普段はフルサイズを使って撮影を行なっていますので、FEレンズを使うことが当たり前となっていますが、これらのレンズはα6700でも問題なく使用することができます。私が好んで行う月の地球照の撮影では、F値が明るいズームレンズを使うことが多いですが、FE 12-24mm F2.8 GMやFE 70-200mm F2.8 GM OSS IIなどは、できるだけ広角で撮影したシーンや、逆に望遠効果を活かして撮影を行いたいシーンなどといった場合にとても役に立ちますので、α6700と相性が良いと言えるでしょう。

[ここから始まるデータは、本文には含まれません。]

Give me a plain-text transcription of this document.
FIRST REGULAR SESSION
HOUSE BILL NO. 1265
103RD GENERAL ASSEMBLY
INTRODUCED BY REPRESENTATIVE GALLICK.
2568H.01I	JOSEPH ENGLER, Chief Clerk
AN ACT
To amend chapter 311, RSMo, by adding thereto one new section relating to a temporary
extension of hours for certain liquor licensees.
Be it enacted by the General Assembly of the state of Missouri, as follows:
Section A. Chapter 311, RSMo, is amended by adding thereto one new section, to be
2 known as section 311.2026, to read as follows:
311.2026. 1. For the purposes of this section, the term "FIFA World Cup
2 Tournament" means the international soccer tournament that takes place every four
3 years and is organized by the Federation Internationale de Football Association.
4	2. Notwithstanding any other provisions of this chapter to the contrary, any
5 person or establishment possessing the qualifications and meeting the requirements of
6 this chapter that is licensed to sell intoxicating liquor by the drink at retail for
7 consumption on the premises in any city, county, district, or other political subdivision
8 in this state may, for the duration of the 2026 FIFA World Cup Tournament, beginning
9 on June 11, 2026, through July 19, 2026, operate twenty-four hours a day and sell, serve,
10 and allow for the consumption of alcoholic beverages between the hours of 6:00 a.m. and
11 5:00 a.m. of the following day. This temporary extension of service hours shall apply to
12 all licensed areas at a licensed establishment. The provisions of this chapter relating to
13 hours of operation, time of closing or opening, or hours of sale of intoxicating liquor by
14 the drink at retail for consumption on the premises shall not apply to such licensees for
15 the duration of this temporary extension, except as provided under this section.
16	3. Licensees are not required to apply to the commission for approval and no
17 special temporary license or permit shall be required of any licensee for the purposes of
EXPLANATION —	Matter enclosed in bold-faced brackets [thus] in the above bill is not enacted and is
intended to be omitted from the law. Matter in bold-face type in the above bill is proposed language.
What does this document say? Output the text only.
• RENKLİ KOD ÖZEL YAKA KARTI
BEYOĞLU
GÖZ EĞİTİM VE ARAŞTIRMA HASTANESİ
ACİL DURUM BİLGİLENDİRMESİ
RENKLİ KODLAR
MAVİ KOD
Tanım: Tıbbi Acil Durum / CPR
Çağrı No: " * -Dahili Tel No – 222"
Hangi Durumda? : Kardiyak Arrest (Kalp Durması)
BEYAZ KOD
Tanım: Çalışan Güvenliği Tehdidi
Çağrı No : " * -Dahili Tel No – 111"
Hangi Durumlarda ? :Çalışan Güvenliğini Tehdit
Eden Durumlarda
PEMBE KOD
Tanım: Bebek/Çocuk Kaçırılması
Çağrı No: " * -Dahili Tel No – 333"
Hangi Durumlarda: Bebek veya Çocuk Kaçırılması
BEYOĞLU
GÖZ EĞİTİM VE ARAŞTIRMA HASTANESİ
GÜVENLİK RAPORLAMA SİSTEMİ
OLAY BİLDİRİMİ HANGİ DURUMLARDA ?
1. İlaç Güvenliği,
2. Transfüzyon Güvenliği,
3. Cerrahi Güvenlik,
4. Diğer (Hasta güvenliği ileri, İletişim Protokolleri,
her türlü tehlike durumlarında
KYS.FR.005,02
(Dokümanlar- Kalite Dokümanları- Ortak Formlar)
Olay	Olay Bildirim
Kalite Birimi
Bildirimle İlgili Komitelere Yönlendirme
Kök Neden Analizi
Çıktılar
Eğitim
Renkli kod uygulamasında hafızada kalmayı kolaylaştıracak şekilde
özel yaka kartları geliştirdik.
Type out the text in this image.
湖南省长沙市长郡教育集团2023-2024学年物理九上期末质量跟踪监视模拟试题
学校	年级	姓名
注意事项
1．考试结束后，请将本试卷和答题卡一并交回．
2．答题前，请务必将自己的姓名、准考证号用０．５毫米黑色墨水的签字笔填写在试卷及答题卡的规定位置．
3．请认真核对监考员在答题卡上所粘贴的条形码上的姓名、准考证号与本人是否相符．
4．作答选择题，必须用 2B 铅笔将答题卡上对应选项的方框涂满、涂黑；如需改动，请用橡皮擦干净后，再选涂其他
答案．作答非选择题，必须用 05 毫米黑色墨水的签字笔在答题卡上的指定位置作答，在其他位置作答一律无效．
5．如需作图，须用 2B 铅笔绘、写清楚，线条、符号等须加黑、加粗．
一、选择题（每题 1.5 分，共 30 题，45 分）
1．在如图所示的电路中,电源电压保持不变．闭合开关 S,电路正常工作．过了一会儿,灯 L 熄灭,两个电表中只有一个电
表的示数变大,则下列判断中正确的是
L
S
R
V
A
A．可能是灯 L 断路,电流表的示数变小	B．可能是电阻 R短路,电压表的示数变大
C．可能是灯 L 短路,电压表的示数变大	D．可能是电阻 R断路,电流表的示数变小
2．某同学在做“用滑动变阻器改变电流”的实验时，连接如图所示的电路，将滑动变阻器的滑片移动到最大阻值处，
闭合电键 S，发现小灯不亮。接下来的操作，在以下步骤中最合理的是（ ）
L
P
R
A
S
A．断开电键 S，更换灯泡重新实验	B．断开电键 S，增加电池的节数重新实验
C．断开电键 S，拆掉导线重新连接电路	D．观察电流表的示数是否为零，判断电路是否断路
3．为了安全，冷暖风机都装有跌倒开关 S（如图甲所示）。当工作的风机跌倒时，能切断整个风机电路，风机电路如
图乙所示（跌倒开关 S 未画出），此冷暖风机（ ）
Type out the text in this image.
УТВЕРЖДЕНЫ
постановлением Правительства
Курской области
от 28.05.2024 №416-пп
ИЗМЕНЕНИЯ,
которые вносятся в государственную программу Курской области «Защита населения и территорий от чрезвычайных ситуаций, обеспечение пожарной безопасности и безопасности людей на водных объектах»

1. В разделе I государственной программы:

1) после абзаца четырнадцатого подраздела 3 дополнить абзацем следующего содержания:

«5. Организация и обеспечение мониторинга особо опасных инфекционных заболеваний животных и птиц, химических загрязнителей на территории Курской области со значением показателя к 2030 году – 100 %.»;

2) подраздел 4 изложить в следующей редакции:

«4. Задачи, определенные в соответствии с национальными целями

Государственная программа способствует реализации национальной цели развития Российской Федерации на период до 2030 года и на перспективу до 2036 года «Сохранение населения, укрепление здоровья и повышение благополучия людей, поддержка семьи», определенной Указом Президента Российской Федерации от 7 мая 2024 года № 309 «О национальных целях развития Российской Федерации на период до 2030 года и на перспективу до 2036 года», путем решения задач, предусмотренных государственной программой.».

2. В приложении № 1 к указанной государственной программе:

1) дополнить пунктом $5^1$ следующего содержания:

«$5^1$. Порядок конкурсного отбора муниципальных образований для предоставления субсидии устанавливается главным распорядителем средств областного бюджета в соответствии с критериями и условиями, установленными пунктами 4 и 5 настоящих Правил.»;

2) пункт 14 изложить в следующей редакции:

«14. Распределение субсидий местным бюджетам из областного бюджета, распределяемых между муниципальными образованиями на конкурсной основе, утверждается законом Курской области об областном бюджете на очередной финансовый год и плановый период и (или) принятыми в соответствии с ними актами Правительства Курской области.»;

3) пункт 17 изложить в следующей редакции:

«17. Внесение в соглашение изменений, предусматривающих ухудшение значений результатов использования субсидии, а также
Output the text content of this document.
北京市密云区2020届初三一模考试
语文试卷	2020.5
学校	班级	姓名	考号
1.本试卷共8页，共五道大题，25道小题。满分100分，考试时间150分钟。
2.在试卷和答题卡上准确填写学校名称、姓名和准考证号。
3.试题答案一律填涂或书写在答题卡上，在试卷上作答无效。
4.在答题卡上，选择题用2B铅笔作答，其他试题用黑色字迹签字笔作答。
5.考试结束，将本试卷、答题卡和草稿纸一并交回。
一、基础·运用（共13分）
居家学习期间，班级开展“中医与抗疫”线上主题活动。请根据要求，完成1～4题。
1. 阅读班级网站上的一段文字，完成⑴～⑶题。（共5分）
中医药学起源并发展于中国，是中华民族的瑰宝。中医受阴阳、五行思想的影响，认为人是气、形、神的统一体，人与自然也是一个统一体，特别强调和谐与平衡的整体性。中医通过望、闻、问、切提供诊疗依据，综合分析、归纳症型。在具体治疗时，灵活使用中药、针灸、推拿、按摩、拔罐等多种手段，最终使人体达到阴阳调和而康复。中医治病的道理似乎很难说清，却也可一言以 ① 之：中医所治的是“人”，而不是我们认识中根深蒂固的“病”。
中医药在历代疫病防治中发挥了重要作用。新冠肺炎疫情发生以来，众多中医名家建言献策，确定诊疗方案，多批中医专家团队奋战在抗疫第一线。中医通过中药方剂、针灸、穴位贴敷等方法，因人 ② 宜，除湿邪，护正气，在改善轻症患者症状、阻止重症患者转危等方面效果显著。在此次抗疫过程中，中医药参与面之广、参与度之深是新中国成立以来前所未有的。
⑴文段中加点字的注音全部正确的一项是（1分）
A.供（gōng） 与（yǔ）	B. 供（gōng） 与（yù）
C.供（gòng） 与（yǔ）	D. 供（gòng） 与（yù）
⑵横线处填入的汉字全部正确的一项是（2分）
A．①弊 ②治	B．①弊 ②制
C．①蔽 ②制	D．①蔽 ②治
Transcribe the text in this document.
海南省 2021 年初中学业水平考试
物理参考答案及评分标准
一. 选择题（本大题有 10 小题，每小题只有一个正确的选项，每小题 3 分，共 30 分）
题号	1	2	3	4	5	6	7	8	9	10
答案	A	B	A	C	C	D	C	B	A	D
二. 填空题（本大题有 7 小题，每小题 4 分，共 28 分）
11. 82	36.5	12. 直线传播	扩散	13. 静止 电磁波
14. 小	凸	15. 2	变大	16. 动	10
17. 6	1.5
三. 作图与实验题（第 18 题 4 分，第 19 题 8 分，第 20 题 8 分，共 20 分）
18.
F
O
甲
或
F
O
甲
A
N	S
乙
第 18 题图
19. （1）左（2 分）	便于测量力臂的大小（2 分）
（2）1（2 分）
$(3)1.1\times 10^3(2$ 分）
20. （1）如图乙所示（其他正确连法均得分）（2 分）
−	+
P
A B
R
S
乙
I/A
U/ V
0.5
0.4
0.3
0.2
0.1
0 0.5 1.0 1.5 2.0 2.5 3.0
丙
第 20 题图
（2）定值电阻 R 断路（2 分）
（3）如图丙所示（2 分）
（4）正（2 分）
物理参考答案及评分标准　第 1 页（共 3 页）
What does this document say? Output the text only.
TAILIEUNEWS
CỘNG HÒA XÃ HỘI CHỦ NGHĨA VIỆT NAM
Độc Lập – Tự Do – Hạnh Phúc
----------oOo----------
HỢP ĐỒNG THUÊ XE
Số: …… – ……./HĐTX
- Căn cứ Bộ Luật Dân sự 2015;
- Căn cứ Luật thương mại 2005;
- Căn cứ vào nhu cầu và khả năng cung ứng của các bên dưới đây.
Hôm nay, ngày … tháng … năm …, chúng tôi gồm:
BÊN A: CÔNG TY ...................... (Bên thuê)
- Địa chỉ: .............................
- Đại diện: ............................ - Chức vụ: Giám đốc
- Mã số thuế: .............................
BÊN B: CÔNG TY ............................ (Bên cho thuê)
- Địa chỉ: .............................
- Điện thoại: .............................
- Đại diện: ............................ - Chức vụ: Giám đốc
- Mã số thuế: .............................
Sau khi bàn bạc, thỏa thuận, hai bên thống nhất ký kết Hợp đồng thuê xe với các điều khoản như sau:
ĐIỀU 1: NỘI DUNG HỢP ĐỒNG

α6700,FE 70-200mm F2.8 GM OSS II 300mm相当,F2.8,1/10秒,ISO320
α6700,FE 12-24mm F2.8 GM 18mm相当,F8,10秒,ISO50

α6700で星景撮影をする方にまずおすすめしたいのはE 11mm F1.8です。画角が広いので初心者の方でも構図が決め易く、またF値が明るいためブライトモニタリングを併用した構図合わせの際にモニターで風景が視認しやすいというメリットがあります。次に、薄明の時間帯や明るい月光下での撮影時など、開放F値が明るくなくても良いシーンには、E PZ 10-20mm F4 Gがいいでしょう。FEレンズでは、FE 12-24mm F2.8 GMや、FE 20mm F1.8 G、そして望遠ではFE 70-200mm F2.8 GM OSS IIやFE 100-400mm F4.5-5.6 GM OSSで望遠効果を活かして被写体を大きく撮影するといった撮り方がいいでしょう。

写真も動画もこれ1台で楽しめる

雲が動いていく様子や空の明るさが変化していく様子、そして星空の動きなどはタイムラプスで表現するべき特徴的なシーンですが、α6700にはZV-E1と同等のタイムラプス機能が備わっているため、カメラ内でタイムラプス動画を生成することができます。クイックモーション撮影との違いとしては、撮影間隔を最大60秒で設定できるようになったため、より長尺の変化を短時間の映像に圧縮することができます。星空のタイムラプスで1枚あたりの露出時間を長くする必要があるシーンでは、従来のインターバル撮影をしてからImaging Edgeでタイムラプス化するという流れになりますので、撮影の狙いや空の明るさによってタイムラプス機能を使うかインターバル撮影をするかを切り替えましょう。

* 4Kでは最大6秒間隔

フルサイズと比べセンサーサイズが小さくなるため、高感度撮影時にどれくらいの画質で撮影できるのか、また色の再現性はどれほどなのかがまず気になる点でしたが、両者とも十分満足いくものでした。さらに、タイムラプス機能をはじめとし、S-Cinetoneやオートフレーミング機能など、最新の機能や設定を使っての創作活動が行えるのもクリエイターにとってはとても大事なポイントです。これまでの星景写真撮影や星景動画の制作ではフルサイズが絶対的に有利と思っていましたが、用途や撮影の狙いによってはα6700が活躍するシーンは多くなるでしょう。